A German company was running the typical key seller business: They sold the product keys of boxed computer games which allow users to download the games from Steam, Origin and other digital distribution platforms. The keys came from unknown suppliers in countries where the games are sold at a lower price than in Germany.
A large German computer game publisher and distributor who held the exclusive rights to a popular game had issued a cease and desist letter to the merchant, requesting that they cease the resale of the game’s product keys. The merchant had then seized the court, asking it to declare the cease and desist letter illegal and their business model legit in order to obtain a carte blanche for the key selling industry. In particular, the plaintiff argued, it was just doing away with unnecessary shipment cost regarding the boxed products, which it claimed it purchased from partners in different EU member states.
But his attempt to turn the tables boomeranged. In its decision dated 11 March 2014, the Regional Court of Berlin (docket no. 16 O 73/13) ruled that German law does not allow merchants to purchase boxed computer games and then resell the license keys only. This business model, according to the court, infringes copyright in the games and, in particular, is not subject to any copyright exceptions based on the doctrine of exhaustion or the ECJ’s UsedSoft decision.
According to the court, the doctrine of exhaustion, which permits the resale of individual physical copies of a copyrighted work that the copyright owner or their licensees have intentionally put onto the market within the EU, did not grant merchants the right to separate different components sold as one product – in this case the physical data medium and the license key.

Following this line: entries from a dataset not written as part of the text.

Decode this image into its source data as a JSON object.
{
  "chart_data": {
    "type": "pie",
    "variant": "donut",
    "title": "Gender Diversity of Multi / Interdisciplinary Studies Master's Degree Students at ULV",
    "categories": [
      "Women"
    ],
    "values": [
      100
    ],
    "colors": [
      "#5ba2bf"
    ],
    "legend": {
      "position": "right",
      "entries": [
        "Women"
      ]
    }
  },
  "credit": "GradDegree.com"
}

Furthermore, the ECJ’s UsedSoft decision, under which exhaustion could exceptionally also apply to digital copies of computer software, did not apply in such cases for the simple reason that the initial boxed product was not itself digitally distributed by the copyright owner/licensee. Although the court did not have to discuss in any detail, it even implied that the UsedSoft case might not be applicable to computer games at all. According to the court, games are not only simple computer software but complex hybrid works and therefore not only protected as software but also under classic copyright rules. As a result, the matter could not be compared to the UsedSoft case in any way.
The decision is an important first step for the industry’s efforts to stop the grey market resale of their products. But it is the first decision of its kind and the procedural situation was not very common. Furthermore, digital distribution and key selling are fairly new legal issues. Accordingly, many questions still remain open. However, the decision sends a clear message: In Germany, “key selling” infringes copyright. And as publishers and distributors can now take legal actions to stop merchants engaging in such business practices, it is an important landmark in the development of further strategies.
(Full disclosure: Our firm represented the defendant in this case.)